彼边,平川城的一宅院内……
园中花草闪灼,雕栏石砌,曲折萦纡中传来悠扬的曲调,芳径逶迤春貌掩映下,可观一阔大的舞台,那舞台只有一个台阶的高度。
舞台上装扮精致的年轻女子款摆湘袖,唱着,舞着。台下,几个簪花清秀的伶儿,抱着手里的乐器,敲着,拨弄着。
舞台正下方,一张宽大的弥勒椅上,半躺着一个男人,男人年四十来岁,体量高大,团团的脸上生了一对环眼,看着十分不衬。此人正是平川城的县令,名安次仁。
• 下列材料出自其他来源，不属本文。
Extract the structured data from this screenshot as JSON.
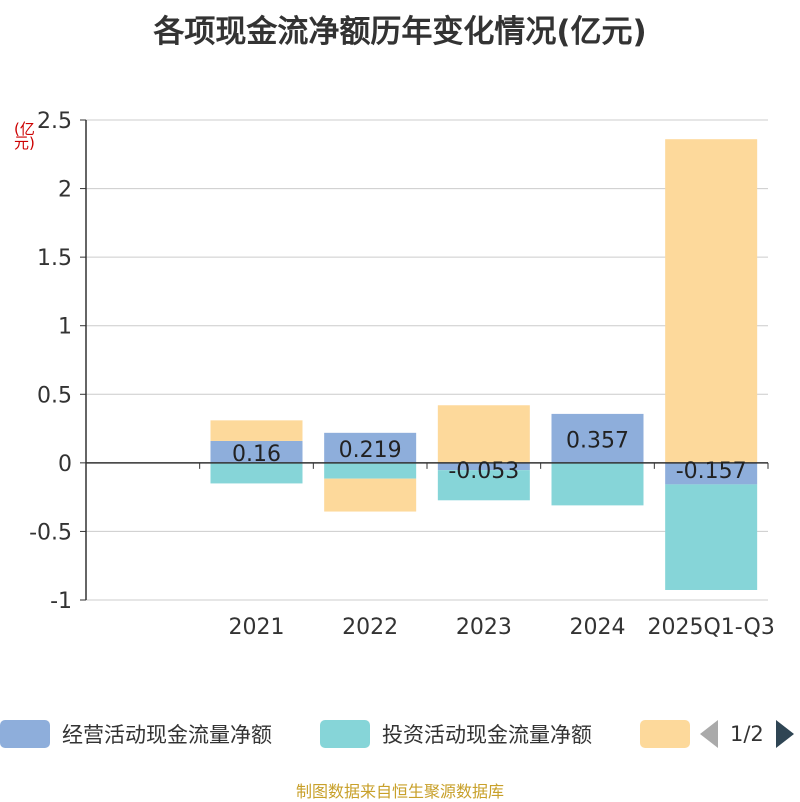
{
  "title": "各项现金流净额历年变化情况(亿元)",
  "unit_label": "(亿元)",
  "footer": "制图数据来自恒生聚源数据库",
  "legend": {
    "items": [
      {
        "label": "经营活动现金流量净额",
        "color": "#8eaedb"
      },
      {
        "label": "投资活动现金流量净额",
        "color": "#86d5d8"
      },
      {
        "label": "",
        "color": "#fdd99b"
      }
    ],
    "page": "1/2"
  },
  "chart_data": {
    "type": "bar",
    "stacked": true,
    "categories": [
      "2021",
      "2022",
      "2023",
      "2024",
      "2025Q1-Q3"
    ],
    "ylim": [
      -1,
      2.5
    ],
    "yticks": [
      "2.5",
      "2",
      "1.5",
      "1",
      "0.5",
      "0",
      "-0.5",
      "-1"
    ],
    "grid": true,
    "series": [
      {
        "name": "经营活动现金流量净额",
        "color": "#8eaedb",
        "values": [
          0.16,
          0.219,
          -0.053,
          0.357,
          -0.157
        ],
        "labels": [
          "0.16",
          "0.219",
          "-0.053",
          "0.357",
          "-0.157"
        ]
      },
      {
        "name": "投资活动现金流量净额",
        "color": "#86d5d8",
        "values": [
          -0.15,
          -0.115,
          -0.22,
          -0.31,
          -0.77
        ]
      },
      {
        "name": "",
        "color": "#fdd99b",
        "values": [
          0.15,
          -0.24,
          0.42,
          0.0,
          2.36
        ]
      }
    ]
  }
}
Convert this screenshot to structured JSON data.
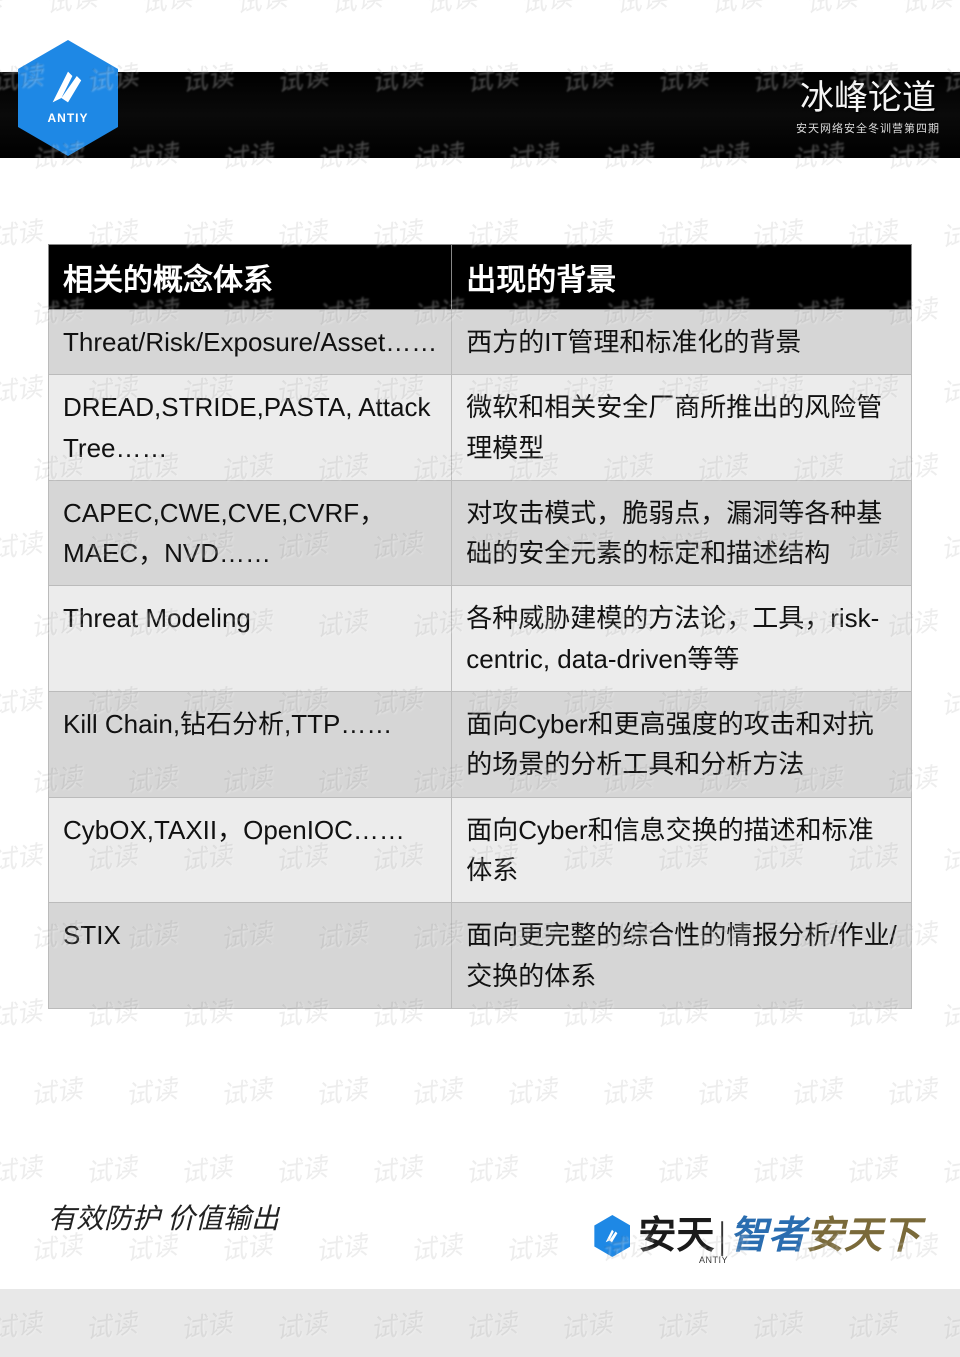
{
  "watermark": {
    "text": "试读",
    "color": "rgba(0,0,0,0.07)",
    "fontsize": 26
  },
  "logo": {
    "label": "ANTIY",
    "color": "#1e88e5"
  },
  "header": {
    "script": "冰峰论道",
    "sub": "安天网络安全冬训营第四期"
  },
  "table": {
    "columns": [
      "相关的概念体系",
      "出现的背景"
    ],
    "header_bg": "#000000",
    "header_fg": "#ffffff",
    "row_bg_a": "#d6d6d6",
    "row_bg_b": "#ececec",
    "border_color": "#bbbbbb",
    "fontsize_header": 30,
    "fontsize_cell": 26,
    "rows": [
      {
        "c0": "Threat/Risk/Exposure/Asset……",
        "c1": "西方的IT管理和标准化的背景"
      },
      {
        "c0": "DREAD,STRIDE,PASTA, Attack Tree……",
        "c1": "微软和相关安全厂商所推出的风险管理模型"
      },
      {
        "c0": "CAPEC,CWE,CVE,CVRF，MAEC，NVD……",
        "c1": "对攻击模式，脆弱点，漏洞等各种基础的安全元素的标定和描述结构"
      },
      {
        "c0": "Threat Modeling",
        "c1": "各种威胁建模的方法论，工具，risk-centric, data-driven等等"
      },
      {
        "c0": "Kill Chain,钻石分析,TTP……",
        "c1": "面向Cyber和更高强度的攻击和对抗的场景的分析工具和分析方法"
      },
      {
        "c0": "CybOX,TAXII，OpenIOC……",
        "c1": "面向Cyber和信息交换的描述和标准体系"
      },
      {
        "c0": "STIX",
        "c1": "面向更完整的综合性的情报分析/作业/交换的体系"
      }
    ]
  },
  "footer": {
    "left": "有效防护 价值输出",
    "small_label": "ANTIY",
    "brand": "安天",
    "tag1": "智者",
    "tag2": "安天下"
  }
}
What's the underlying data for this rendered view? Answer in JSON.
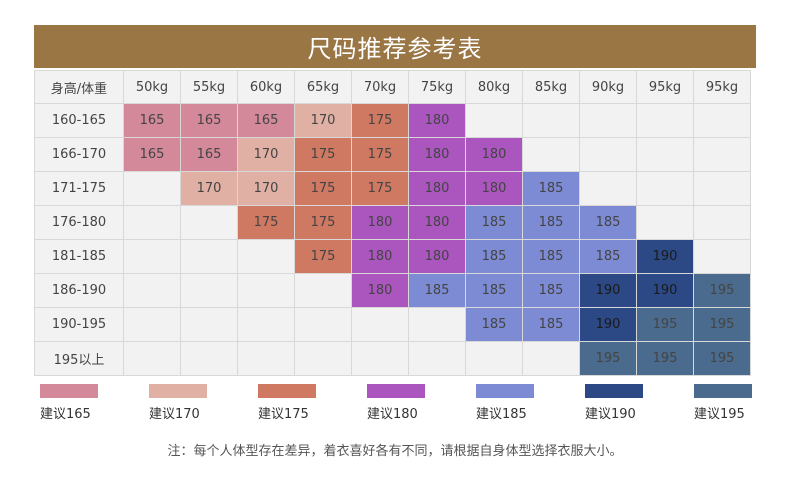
{
  "title": "尺码推荐参考表",
  "table": {
    "corner_label": "身高/体重",
    "weights": [
      "50kg",
      "55kg",
      "60kg",
      "65kg",
      "70kg",
      "75kg",
      "80kg",
      "85kg",
      "90kg",
      "95kg",
      "95kg"
    ],
    "rows": [
      {
        "height": "160-165",
        "cells": [
          "165",
          "165",
          "165",
          "170",
          "175",
          "180",
          "",
          "",
          "",
          "",
          ""
        ]
      },
      {
        "height": "166-170",
        "cells": [
          "165",
          "165",
          "170",
          "175",
          "175",
          "180",
          "180",
          "",
          "",
          "",
          ""
        ]
      },
      {
        "height": "171-175",
        "cells": [
          "",
          "170",
          "170",
          "175",
          "175",
          "180",
          "180",
          "185",
          "",
          "",
          ""
        ]
      },
      {
        "height": "176-180",
        "cells": [
          "",
          "",
          "175",
          "175",
          "180",
          "180",
          "185",
          "185",
          "185",
          "",
          ""
        ]
      },
      {
        "height": "181-185",
        "cells": [
          "",
          "",
          "",
          "175",
          "180",
          "180",
          "185",
          "185",
          "185",
          "190",
          ""
        ]
      },
      {
        "height": "186-190",
        "cells": [
          "",
          "",
          "",
          "",
          "180",
          "185",
          "185",
          "185",
          "190",
          "190",
          "195"
        ]
      },
      {
        "height": "190-195",
        "cells": [
          "",
          "",
          "",
          "",
          "",
          "",
          "185",
          "185",
          "190",
          "195",
          "195"
        ]
      },
      {
        "height": "195以上",
        "cells": [
          "",
          "",
          "",
          "",
          "",
          "",
          "",
          "",
          "195",
          "195",
          "195"
        ]
      }
    ]
  },
  "size_colors": {
    "165": "#d4899b",
    "170": "#e0b0a4",
    "175": "#cf7862",
    "180": "#ab55bf",
    "185": "#7c8bd3",
    "190": "#2c4985",
    "195": "#4a6b8d"
  },
  "empty_cell_color": "#f2f2f2",
  "legend": [
    {
      "size": "165",
      "label": "建议165"
    },
    {
      "size": "170",
      "label": "建议170"
    },
    {
      "size": "175",
      "label": "建议175"
    },
    {
      "size": "180",
      "label": "建议180"
    },
    {
      "size": "185",
      "label": "建议185"
    },
    {
      "size": "190",
      "label": "建议190"
    },
    {
      "size": "195",
      "label": "建议195"
    }
  ],
  "note": "注：每个人体型存在差异，着衣喜好各有不同，请根据自身体型选择衣服大小。"
}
他的旁边跪着几个年轻侍女,其中一女子手拿小捶,将核桃砸开,把仁剔出,然后一点一点喂到男人嘴里,另一女子跪在男人脚边,给男人按捏腿部。
男人只需一个眼神,无须开口,他周围的侍人便能会意。
男人看着舞台上的女人,扯着嘴角长吸了一口气,然后招了招手,正在舞唱的几名美貌女子停罢唱曲儿,走到男人跟前跪下。
男人在几名女子脸上扫视一遍,眼睛定在一个年纪最小的身上,那女子看起来不过十四五岁的年纪,面庞看起来还有些青涩。
一边的两个男仆会意,将那女子拖拽到男人身边。
大庭广众之下,男人当着所有人的面,将一只大手从女子的衣领处探进去。女人面色麻木,没有一丝反抗。
男人将手抽出,拿在鼻下嗅了嗅,慢慢说道:“味道变了……送到永安寺接香客罢!”
常年侍候安次仁的都知道,他这话是什么意思。
安次人最喜的就是良家女,喜欢看她们在他面前惊慌无措,鄙夷的眼神,最后却被他压在身下。
他看着她们反抗,看着她们眼中的光一点点熄灭,看着她们屈辱承受。驯服良家女的过程,是安次人戒不掉的瘾。
而他说味道变了,那便是说,这女人已堕落了意志,顺服于他,如此一来就没了趣味。
那少女听说要去寺庙接香客,脸上也没有半点的害怕和惊恐,只有混沌的麻木。
“永安寺来了新货没有?”安次仁问道。